Dr. Edwards gestured to the orderly she’d brought with her, a ruddy chunk of a man whose muscles flexed when he reached out for me. Together, they transferred me from my bed to a stretcher. I squealed like a stuck pig, learning in a moment just how much my body had grown to accept its stillness.
The burn unit is often the most distant wing of a hospital, because burn victims are so susceptible to infection that they must be kept away from other patients. More important, perhaps, is that the placement minimizes the chance of visitors stumbling across a Kentucky Fried Human. The débridement room, I could not help but notice, was in the farthest room of this farthest wing. By the time my session was finished, I realized this was so the other burn patients couldn’t hear the screams.
The orderly laid me out on a slanted steel table where warm water, with medical ag
ents added to balance my body chemistry, flowed across the slick surface. Dr. Edwards removed my bandages to expose the bloody pulp of my body. They echoed with flat thuds as she dropped them into a metal bucket. As she washed me, there was disgust in the down-turned edges of her mouth and unhappiness in her fingertips. The water flowing over me swirled pink. Then dark pink, light red, dark red. The murky water eddied around the little chunks of my flesh that looked like fish entrails on a cutting board.

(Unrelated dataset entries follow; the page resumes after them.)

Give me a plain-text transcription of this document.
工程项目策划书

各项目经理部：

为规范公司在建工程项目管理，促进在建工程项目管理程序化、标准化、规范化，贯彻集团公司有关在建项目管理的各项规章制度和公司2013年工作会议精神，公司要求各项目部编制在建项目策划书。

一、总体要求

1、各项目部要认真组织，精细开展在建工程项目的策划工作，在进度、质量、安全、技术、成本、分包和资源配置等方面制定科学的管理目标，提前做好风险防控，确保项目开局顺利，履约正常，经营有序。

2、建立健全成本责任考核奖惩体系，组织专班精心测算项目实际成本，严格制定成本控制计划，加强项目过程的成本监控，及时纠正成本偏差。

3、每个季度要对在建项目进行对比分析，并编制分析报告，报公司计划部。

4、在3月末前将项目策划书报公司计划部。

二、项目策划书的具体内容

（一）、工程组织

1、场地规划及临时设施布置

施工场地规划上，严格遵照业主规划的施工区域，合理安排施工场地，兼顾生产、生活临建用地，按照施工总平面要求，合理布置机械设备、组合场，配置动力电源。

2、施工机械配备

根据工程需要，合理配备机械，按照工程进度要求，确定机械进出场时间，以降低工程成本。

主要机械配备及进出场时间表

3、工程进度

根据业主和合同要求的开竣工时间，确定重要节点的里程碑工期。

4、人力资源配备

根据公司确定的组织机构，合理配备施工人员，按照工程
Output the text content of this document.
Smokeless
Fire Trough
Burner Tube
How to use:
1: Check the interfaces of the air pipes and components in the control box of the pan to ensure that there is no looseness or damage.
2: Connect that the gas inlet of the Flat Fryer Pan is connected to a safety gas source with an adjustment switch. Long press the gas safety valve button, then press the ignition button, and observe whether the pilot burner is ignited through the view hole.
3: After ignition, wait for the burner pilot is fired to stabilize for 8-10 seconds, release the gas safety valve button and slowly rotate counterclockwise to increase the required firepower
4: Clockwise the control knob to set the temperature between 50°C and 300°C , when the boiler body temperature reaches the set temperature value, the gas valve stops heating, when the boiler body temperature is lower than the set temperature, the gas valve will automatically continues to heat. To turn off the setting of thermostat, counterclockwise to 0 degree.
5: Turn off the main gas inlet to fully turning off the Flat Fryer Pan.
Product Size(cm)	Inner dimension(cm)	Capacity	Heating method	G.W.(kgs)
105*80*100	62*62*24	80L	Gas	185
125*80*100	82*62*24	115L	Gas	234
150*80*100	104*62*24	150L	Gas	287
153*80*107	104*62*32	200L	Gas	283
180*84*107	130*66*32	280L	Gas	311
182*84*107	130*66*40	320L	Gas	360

All this was but a prelude to the main event.
Débridement is the ripping apart of a person, the cutting away of as much as can possibly be endured. Technically, it is removal of dead or contaminated tissue from a wound so that healthy skin may grow in its place. The word itself comes intact from the French noun débridement, which literally means “unbridling.” The etymology is easy to construct: the removal of contaminated tissue from the body—the removal of constricting matter—evokes the image of taking the bridle off a horse, as the bridle itself is a constriction. The débrided person shall be set free of the contaminant, as it were.
So much of my skin was damaged that removing the putrefying tissue meant more or less scrubbing away everything. My blood squirted up onto Dr. Edwards, leaving streams of red across her gowned chest, as she used a razorlike apparatus to take the dermis off my body, not unlike the way a vegetable peeler removes the skin from food.
Dr. Edwards made long—No, that’s too formal. Our situation made us more intimate than the cruelest of lovers, so why not use her given name? Nan made long swooping passes over my back. I could hear the blade as it slid along my body, disengaging the skin. The only way she’d know that she’d reached the good tissue was to actually slice into it. If I screamed in pain, she had burrowed deeply enough to find functioning nerve endings. As Blake wrote in The Marriage of Heaven and Hell: “You never know what is enough unless you know what is more than enough.”